Day #2 of a self-imposed break from 3-MeO-PCP. I love the stuff but I need to acknowledge that I've been binging just a bit too hard. I've been using it quite consistently for almost two months, every other day or sometimes more at certain points. I think prior to my break I'd taken it about 5 days in a row, not small doses either. On Friday I went to a concert, had a very fun time but took way too much 3-MeO and drank a bit too much as well, leaving me with some intense spins. I need to stop for several reasons.
1) It's causing me to be reckless with my spending (I was in absolute shock when I looked at my checking account yesterday, and I've been using my credit card way more often than I should be.)

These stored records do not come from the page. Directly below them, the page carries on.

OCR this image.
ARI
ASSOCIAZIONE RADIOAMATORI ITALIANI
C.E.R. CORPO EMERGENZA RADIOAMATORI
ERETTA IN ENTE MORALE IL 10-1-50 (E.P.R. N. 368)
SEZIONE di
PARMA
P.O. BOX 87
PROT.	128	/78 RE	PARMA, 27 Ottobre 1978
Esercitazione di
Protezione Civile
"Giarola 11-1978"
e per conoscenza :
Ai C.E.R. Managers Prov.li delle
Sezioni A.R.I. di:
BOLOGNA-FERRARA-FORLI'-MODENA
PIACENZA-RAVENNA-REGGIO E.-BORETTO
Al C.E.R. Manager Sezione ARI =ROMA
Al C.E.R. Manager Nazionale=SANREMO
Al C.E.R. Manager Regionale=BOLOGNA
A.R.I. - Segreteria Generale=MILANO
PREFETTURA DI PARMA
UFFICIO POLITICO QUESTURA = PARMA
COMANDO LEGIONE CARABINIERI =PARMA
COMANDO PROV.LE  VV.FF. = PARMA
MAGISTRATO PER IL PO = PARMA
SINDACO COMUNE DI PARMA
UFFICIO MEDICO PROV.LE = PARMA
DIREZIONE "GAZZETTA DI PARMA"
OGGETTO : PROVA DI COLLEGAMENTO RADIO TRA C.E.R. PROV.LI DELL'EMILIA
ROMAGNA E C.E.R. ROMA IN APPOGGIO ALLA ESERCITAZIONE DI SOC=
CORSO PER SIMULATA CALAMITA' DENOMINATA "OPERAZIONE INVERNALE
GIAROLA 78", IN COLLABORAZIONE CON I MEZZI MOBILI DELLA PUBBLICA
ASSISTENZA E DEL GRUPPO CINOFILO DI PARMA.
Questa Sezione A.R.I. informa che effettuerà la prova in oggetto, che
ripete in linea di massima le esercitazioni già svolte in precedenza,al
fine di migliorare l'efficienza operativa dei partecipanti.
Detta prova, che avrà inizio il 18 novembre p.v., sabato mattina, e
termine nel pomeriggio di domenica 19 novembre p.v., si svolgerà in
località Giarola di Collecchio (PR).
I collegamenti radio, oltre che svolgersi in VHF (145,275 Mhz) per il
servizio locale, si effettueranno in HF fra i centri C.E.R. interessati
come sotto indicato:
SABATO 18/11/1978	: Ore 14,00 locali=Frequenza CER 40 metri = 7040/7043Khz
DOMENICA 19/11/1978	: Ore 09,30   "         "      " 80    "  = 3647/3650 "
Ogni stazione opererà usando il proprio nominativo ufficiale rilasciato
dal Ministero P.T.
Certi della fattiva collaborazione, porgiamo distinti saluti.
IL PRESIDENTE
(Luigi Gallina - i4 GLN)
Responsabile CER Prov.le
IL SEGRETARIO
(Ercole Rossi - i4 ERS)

2) It's also causing me to be reckless with my benzo use - I'm usually very responsible and only take my prescribed 1mg Clonazepam per night, but due to needing to sleep and everything I've been taking about 2mg Clonazepam per night, on top of sporadic etizolam and alprazolam use. I'll need to order more benzos, possibly etizolam or clonazolam, for when I inevitably run out of my prescription early - but this only makes problem #2 worse, and is also impacted strongly by problem #1 of not having any money. Oh, and it's caused my cigarette use to skyrocket - I've been smoking nearly half a pack a day, which is expensive and also completely unwarranted since I have a really nice vape that I've been using to, you know, quit cigarettes.
3) It's fucking up my sleep schedule a lot. It's damn near impossible to sleep on the stuff, benzos or no benzos (of course my benzo tolerance is probably a factor here as well.) I just slept for 14+ hours straight after being awake for over 36 hours, which is something I almost never do these days since my body is getting too old to handle it. I went into work on Saturday morning feeling pretty miserable. It was an 8AM shift and I was coasting off of ZERO hours of sleep. In order to stay awake, I foolishly took 200mg R-Modafinil, a 200mg caffeine pill, AND a strong cup of coffee, which left me feeling jittery and shakey and with a pounding headache and all types of horrible feels, during my shift. I was scheduled 8AM until 230PM but was made till stay until fucking 5PM...upon which I got home and took 1.5mg Clonazepam and some Nyquil, leading to my 14 hour coma.
4) I also suspect that in some way, shape or form it's fucking up my cognition. For example I usually speak pretty well but recently I've been experiencing stuttering, slurring of words, and a mild mental fog. I think this will go away soon enough. But, yeah, a break would be both helpful and necessary....it's time to "dry out" from the "wet", so to speak. I'm also taking a break from alcohol, cigarettes, and excessive use of uppers (been using too much 3fpm and cocaine lately as well.) Plus I'm going to stick with no more than my prescribed dose of benzos.
It's now 7 in the morning, and it's a new day, gonna do my best to stay positive and make the best of it despite the anhedonia and possibly mild depression I'm about to experience during my 3-MeO/other substances break. I think the key here will be to keep myself occupied - I should really hit up the gym. I also have plenty of things to watch on Netflix, and some Dark Souls 3 to play, so I should be able to get through this just fine. It's not like 3-MeO is physically addictive in the least, it's just mind-bogglingly mentally addictive, and if I can't go at least 4 days without a microdose then I should probably have a friend hold on to the stuff for the time being. WTF is with this drug?
Anyways, on topic:
.25mg Clonazepam
600mg Gabapentin
500mg-1000mg Phenibut
One small bowl of weed
E-cig
Feeling okay, probably will feel a lot better once the phenibut kicks in. Probably about to drink some coffee or perhaps take a small dose (50-100mg) of R-Modafinil to give myself the motivation to do things today. But for now I'm content lounging around on a mild downer cocktail, secretly craving some opiates because my oh my would that hit the spot. Top of the morning and stay well, everyone.
UPDATE: Added 100mg R-Modafinil, 300mg Gabapentin, and getting ready to smoke another small bowl of weed.